'The Stand' isn't about the pandemic, it's a timeless story: Actor James Marsden

It follows a story of a group of survivors whose lives intersect after a deadly virus, "Captain Trips", damages the world's population.

Published: 20th December 2020 05:07 PM  |   Last Updated: 20th December 2020 05:07 PM   |  A+A-

Hollywood actor James Marsden (Photo | AP)


MUMBAI: Hollywood actor James Marsden's latest series "The Stand" may be set in an apocalyptic backdrop, but he believes the show is a timeless story that has much more to it than a deadly virus wreaking havoc on the world.

Written and created by "The Fault in our Stars" director Josh Boone and "Homeland" scribe Ben Cavell, the series is based on celebrated author Stephen King's 1978 novel of the same name.

It follows a story of a group of survivors whose lives intersect after a deadly virus, "Captain Trips", damages the world's population.

The destiny of humankind depends on the 108-year-old Mother Abagail (Whoopi Goldberg) and few survivors, who gather in Boulder, US, to fight and establish new social systems.

Their worst nightmares are embodied in a man with a lethal smile and unspeakable powers: Randall Flagg (Alexander Skarsgard), the Dark Man.

Marsden, who features in the series as the leader of the survivors Stu Redman, said even though it is difficult to ignore the similarities between the show's premise and the real-life ongoing coronavirus pandemic, the story is mainly about human instincts.

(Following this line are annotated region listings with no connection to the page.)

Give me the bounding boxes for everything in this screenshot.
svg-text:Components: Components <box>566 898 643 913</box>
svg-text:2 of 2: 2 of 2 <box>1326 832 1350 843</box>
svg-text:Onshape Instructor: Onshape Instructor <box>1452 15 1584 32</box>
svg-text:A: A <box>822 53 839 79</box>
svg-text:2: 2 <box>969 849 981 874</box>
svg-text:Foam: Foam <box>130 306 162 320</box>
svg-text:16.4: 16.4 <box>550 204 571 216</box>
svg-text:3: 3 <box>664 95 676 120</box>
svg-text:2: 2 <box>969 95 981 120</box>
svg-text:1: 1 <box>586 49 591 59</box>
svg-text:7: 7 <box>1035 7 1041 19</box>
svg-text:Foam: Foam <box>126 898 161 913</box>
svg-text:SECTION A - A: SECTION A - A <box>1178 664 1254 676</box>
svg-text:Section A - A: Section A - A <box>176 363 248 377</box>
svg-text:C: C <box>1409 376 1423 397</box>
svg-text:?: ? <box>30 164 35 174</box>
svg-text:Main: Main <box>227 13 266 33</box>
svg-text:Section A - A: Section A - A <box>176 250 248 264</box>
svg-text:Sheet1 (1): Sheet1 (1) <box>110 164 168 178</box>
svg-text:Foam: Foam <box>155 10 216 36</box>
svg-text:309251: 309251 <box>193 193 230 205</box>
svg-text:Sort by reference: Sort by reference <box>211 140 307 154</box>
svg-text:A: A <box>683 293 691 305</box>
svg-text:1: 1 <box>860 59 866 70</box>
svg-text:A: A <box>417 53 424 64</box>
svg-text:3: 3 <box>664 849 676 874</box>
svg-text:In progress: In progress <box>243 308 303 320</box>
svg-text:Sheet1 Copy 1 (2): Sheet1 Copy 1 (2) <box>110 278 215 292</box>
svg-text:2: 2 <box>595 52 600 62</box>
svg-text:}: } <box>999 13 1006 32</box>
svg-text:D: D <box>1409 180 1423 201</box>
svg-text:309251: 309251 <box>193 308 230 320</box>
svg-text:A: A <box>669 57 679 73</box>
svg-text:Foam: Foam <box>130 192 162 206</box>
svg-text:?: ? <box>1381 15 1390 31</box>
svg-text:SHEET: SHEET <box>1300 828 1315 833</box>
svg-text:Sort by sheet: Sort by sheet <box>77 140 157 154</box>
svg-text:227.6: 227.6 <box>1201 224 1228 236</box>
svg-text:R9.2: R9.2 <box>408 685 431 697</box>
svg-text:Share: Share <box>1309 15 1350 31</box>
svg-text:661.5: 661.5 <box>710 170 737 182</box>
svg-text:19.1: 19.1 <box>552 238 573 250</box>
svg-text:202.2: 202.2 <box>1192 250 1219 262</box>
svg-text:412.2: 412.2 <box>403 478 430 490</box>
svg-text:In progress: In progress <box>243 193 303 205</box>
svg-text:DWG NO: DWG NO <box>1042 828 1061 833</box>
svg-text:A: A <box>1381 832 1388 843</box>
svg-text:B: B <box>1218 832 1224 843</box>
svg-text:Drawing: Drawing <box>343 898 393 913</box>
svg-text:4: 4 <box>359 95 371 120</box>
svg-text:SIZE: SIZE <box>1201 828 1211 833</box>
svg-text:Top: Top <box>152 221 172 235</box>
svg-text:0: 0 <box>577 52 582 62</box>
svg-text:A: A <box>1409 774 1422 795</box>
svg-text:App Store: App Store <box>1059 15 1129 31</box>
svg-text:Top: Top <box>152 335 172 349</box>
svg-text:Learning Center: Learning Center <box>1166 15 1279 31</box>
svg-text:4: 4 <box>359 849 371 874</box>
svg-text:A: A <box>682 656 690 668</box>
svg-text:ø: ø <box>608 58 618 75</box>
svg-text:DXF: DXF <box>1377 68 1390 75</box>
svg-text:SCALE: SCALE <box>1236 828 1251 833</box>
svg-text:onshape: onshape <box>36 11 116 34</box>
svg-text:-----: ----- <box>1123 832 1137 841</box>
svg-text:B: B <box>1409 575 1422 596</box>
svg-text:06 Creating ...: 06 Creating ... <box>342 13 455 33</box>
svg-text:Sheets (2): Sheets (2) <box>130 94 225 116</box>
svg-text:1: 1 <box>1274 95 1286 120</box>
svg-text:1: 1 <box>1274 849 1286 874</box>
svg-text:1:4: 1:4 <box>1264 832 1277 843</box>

"It's a timeless story that will resonate no matter when you release it. I don't think it's a show about a pandemic. It's about the instincts of man, what we do in the face of a catastrophic crisis and everything gets reset. That's the story that's being told."

"I tend to avoid this sort of, describing this as a show about a virus that gets out of control, but it's in the same breath. It's difficult to ignore," Marsden said in a group interview over Zoom.

The "Westworld" star said Boone, Cavell and producer Taylor Elmore were working on the series for three years and nobody had a clue that the world will be fighting a pandemic when the show will come out.

The team wrapped the production on the series in mid-March.

Marsden, 47, said they had approached the project as a "good versus evil" story.

"We're are now going to be looking at this show through a different lens certainly. My hope is that the story that we are telling isn't about the pandemic, it's about good versus evil."

The actor said as a fan of King's writing his aim was to introduce the younger generation to "The Stand" in the best way possible.

"It's cool to reintroduce 'The Stand' to a new generation of people who weren't really familiar with the book. It's kind of an honour to be playing this iconic character and getting to play in the Stephen King universe and especially with this project," he said.

This is not the first project based on the novel.

ABC aired a critically-acclaimed six-hour miniseries adaptation of the book in 1994, starring Gary Sinise as Stu Redman.

Marsden was all praise for Sinise's work on the mini-series and believes the Golden Globe winner aced the part.

"I thought he was tremendous, he walked that line of a good balance of being a decent good man but having his demons as well. When you have a character that is flawed but still in the face of everything choose to try to go towards the light. Gary got all of that. There's a kindness and warmth to his portrayal."

Having grown up on the outskirts of Oklahoma city with humble beginnings, the actor said for him it was easy to understand Stu, a character from a small-town background.

"He's (Stu) a man that I could be more like. He's not a righteous man, he is someone who doesn't speak much but always listens, he is intelligent and wants to do the right thing, but that's not without his brokenness. He certainly has his flaws as well. So all of that resonated with me."

A firm believer in the battle between good and evil theme that runs through the show, Marsden said what he found interesting was that the bad guys had their redeeming qualities and good characters too had flaws.

"That's what makes these characters human, we can see each one of us, we can see ourselves in these characters and that's the brilliance of this story."

'The Stand' also features Odessa Young, Jovan Adepo, Amber Heard and Greg Kinnear.

Cavell serves as executive producer on the show along with Taylor Elmore, Will Weiske, Jimmy Miller, Roy Lee and Richard P Rubinstein.

The series started streaming in India on Voot Select from December 17.